Wow, Jabber's allergy is that bad?? I know tons of people with food allergies, and for them it's a simple matter of avoiding it themselves (and not sharing forks or straws -- or sucking face -- with people who partake). I have to admit, I had no idea some people needed that level of "security" from their allergens!

Oy, I can't imagine as a parent how difficult that would be. Yes, there are tons of dangers (car accidents, violent criminals, etc.) but they are not nearly as prevalent as frickin' peanuts. :(

Well hey, you know what, you do what you can to protect your family, and don't worry about people's "feelings" being "hurt." I think your "feelings" would suffer a lot worse if anything actually happened to Jabber.

This might be lame, but maybe send a note/email a couple days beforehand to anyone you're inviting over with a standard, simple reminder?

Susanne Winnacker said...

My husband is allergic to peanuts but it's not so bad. He just scratches himself if he eats a peanut, so no biggie. I'm so sorry that Jabber has such a bad case of allergy.

Elissa J. Hoole said...

Kristan,
That's part of what's so frustrating about all of this: we don't actually know how serious his allergy is, except that his blood test is "severe" enough that the doctors aren't willing to let him try a little bit, even at the hospital, to see what happens. He has some pretty good early warning signals of swollen ears and hives around his mouth, but we've never been able to pinpoint exactly what triggered those reactions--it could have been something as simple as eating off a surface that had peanut proteins on it, or it could be something else entirely.

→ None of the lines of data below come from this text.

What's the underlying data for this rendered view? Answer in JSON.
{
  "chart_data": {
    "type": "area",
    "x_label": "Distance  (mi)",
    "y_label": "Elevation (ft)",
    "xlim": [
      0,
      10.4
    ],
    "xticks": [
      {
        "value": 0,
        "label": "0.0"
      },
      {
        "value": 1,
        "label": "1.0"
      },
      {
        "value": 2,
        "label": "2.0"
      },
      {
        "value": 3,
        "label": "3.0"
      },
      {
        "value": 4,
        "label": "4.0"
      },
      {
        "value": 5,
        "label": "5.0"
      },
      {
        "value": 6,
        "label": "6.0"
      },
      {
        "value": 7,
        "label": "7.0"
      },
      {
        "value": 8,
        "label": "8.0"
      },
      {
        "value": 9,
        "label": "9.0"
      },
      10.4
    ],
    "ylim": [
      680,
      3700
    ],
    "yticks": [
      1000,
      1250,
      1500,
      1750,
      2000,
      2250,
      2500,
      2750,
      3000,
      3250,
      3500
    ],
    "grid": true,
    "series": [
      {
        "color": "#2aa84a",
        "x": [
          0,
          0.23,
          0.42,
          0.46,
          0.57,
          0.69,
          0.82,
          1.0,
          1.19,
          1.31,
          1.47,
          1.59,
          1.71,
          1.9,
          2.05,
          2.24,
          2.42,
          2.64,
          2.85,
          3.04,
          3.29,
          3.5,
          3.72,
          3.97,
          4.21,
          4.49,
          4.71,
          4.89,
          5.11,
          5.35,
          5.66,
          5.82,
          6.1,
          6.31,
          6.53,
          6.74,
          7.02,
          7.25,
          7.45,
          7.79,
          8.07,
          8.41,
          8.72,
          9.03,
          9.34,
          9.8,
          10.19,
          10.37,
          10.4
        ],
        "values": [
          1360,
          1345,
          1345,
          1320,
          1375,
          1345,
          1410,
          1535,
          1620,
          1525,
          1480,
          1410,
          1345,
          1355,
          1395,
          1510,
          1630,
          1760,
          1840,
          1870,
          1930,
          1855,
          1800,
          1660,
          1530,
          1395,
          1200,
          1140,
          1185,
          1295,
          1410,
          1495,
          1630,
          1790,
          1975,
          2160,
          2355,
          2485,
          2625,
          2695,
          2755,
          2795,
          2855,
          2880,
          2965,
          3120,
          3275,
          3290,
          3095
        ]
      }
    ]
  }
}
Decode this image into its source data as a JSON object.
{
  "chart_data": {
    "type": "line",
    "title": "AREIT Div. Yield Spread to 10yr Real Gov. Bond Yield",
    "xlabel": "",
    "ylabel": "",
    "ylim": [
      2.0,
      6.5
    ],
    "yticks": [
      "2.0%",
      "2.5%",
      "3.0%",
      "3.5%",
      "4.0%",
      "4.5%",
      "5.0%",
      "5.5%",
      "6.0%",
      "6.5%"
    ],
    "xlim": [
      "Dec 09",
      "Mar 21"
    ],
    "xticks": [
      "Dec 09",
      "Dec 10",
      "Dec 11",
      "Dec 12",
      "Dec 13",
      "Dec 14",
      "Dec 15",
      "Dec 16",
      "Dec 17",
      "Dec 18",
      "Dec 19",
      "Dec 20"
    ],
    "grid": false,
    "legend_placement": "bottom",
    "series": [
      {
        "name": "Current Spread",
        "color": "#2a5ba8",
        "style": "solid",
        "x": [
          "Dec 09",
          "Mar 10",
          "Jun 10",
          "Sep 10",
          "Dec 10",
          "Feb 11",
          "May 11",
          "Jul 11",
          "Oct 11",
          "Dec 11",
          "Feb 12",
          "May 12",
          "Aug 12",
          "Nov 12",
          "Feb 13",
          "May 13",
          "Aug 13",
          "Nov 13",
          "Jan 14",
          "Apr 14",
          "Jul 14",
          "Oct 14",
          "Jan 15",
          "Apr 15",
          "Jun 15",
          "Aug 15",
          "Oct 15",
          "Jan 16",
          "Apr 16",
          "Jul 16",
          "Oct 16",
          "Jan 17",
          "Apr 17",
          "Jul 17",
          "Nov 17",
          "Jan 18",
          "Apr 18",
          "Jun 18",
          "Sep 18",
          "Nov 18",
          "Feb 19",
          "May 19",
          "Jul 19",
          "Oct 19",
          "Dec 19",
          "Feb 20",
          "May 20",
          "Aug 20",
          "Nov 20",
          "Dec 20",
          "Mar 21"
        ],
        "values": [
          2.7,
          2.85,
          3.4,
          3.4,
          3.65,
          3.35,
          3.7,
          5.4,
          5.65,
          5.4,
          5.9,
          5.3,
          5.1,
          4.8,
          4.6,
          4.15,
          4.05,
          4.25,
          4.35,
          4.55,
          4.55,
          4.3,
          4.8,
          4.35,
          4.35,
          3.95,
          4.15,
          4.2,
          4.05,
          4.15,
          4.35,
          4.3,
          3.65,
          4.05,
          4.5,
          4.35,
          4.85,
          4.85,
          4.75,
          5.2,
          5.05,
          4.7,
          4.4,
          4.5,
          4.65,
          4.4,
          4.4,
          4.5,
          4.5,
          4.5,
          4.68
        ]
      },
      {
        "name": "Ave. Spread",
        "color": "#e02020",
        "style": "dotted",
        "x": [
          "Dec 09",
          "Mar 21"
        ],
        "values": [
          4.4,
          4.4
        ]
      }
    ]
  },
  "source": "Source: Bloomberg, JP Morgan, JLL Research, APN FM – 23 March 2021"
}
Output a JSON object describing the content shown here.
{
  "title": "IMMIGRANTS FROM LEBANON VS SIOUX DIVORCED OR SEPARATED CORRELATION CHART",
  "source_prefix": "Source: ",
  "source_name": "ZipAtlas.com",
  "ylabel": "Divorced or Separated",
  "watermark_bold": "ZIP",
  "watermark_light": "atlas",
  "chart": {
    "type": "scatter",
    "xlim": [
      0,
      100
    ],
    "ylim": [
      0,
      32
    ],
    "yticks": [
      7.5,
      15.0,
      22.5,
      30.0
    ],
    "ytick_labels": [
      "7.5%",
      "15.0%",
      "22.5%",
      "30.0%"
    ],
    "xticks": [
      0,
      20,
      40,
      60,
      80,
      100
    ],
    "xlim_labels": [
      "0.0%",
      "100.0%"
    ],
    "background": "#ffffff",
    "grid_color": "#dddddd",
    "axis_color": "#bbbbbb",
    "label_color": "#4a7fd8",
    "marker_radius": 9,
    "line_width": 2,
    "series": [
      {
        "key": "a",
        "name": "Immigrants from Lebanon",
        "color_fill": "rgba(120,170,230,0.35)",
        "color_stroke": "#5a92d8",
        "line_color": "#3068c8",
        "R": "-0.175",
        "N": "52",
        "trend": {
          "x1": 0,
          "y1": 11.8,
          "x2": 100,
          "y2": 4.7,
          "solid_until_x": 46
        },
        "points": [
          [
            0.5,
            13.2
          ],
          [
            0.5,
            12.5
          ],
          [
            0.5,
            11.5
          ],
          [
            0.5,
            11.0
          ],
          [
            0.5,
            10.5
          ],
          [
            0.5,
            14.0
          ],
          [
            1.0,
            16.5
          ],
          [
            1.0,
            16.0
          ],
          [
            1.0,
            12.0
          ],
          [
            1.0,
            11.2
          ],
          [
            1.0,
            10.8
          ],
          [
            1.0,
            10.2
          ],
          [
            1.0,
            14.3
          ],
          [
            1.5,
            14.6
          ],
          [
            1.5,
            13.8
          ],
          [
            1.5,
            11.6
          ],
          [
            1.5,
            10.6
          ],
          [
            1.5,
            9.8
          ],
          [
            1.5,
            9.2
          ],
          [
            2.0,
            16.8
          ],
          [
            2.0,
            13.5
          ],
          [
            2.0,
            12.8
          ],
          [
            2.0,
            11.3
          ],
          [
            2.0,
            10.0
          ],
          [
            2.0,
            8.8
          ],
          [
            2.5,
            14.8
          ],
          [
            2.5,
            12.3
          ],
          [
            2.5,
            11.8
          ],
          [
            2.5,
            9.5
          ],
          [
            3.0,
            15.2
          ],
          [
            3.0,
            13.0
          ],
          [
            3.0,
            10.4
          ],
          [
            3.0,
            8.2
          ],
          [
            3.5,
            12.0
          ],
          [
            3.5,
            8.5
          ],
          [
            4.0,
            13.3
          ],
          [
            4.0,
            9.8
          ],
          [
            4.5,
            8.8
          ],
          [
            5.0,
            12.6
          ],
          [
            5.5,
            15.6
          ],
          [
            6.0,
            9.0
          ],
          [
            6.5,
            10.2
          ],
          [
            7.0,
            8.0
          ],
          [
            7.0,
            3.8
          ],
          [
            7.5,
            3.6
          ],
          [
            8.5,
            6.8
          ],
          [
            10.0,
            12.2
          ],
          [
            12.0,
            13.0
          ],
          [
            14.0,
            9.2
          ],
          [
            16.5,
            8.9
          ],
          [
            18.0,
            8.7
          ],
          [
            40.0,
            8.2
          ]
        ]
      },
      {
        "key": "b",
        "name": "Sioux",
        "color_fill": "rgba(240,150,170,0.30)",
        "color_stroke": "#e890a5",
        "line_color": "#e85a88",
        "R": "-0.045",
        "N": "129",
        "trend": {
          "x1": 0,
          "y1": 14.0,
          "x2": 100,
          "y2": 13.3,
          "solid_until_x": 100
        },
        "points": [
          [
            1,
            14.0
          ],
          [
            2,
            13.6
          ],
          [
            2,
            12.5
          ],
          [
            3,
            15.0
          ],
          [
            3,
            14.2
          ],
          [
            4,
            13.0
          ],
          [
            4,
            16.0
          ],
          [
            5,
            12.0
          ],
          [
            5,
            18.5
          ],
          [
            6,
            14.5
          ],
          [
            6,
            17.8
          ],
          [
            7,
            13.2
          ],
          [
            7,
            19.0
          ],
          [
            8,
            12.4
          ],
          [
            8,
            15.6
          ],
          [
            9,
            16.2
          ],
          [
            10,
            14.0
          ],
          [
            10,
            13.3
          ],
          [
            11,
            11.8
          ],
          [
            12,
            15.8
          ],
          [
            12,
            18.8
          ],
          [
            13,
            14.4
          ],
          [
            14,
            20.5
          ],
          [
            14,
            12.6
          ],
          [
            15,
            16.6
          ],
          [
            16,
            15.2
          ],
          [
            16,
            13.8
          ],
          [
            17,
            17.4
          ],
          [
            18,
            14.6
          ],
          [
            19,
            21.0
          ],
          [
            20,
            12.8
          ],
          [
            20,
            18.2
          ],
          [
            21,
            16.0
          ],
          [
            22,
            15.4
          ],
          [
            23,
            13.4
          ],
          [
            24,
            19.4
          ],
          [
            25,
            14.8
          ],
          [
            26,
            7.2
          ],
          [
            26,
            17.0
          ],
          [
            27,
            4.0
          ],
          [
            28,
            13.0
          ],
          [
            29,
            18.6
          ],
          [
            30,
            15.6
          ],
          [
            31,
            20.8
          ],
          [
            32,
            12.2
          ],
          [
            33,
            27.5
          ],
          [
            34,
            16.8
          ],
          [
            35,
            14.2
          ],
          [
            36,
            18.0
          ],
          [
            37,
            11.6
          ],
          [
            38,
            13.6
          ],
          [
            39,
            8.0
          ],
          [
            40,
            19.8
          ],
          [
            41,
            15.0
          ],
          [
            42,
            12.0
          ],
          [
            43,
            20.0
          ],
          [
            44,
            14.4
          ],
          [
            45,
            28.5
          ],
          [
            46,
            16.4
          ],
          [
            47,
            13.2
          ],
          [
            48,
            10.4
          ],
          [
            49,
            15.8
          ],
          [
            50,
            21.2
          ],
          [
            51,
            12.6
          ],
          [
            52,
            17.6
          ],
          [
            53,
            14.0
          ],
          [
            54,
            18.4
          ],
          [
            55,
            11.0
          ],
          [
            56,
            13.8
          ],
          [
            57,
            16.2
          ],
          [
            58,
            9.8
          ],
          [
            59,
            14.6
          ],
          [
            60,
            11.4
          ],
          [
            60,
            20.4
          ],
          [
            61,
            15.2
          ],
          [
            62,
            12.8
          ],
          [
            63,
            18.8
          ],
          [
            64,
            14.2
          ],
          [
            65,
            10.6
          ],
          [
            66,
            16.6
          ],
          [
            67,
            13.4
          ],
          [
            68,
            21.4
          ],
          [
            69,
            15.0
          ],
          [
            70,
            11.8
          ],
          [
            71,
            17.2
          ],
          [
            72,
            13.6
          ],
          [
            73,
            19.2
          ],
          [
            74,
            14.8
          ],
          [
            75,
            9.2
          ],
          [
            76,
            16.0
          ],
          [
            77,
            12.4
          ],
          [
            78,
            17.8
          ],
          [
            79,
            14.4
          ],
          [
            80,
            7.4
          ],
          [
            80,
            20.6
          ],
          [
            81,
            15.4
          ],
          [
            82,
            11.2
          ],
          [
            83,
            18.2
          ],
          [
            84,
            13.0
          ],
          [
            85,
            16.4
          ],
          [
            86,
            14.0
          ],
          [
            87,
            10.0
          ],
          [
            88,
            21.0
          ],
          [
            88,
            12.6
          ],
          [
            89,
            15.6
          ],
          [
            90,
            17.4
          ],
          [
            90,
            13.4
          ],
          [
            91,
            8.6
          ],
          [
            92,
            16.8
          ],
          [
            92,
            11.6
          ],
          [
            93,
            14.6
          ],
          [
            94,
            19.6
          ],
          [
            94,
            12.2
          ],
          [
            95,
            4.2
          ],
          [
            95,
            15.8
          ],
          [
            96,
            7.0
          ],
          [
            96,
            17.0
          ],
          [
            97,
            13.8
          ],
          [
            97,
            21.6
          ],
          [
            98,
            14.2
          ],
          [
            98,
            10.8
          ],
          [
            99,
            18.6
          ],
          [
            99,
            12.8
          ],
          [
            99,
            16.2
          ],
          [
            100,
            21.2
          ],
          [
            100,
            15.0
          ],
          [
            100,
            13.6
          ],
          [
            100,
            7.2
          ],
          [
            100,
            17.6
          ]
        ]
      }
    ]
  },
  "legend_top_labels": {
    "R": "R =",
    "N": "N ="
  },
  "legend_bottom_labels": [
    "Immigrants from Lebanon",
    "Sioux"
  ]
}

I wish we knew how much he could tolerate, but at the same time, I obviously don't want him to experience a severe reaction so that we find out how bad it is. Instead, we just have to act like every exposure is a serious threat.

But I mean...he once took a bite of a cookie that had peanut butter chips in it. We gave him antihistamine, and he was okay (he didn't eat the chip itself). I didn't actually make my family wash their hands or put away the nutty cookies, so he was sharing the same air and surfaces as people who were eating peanut butter, and he was okay. it's just such a gamble all the time.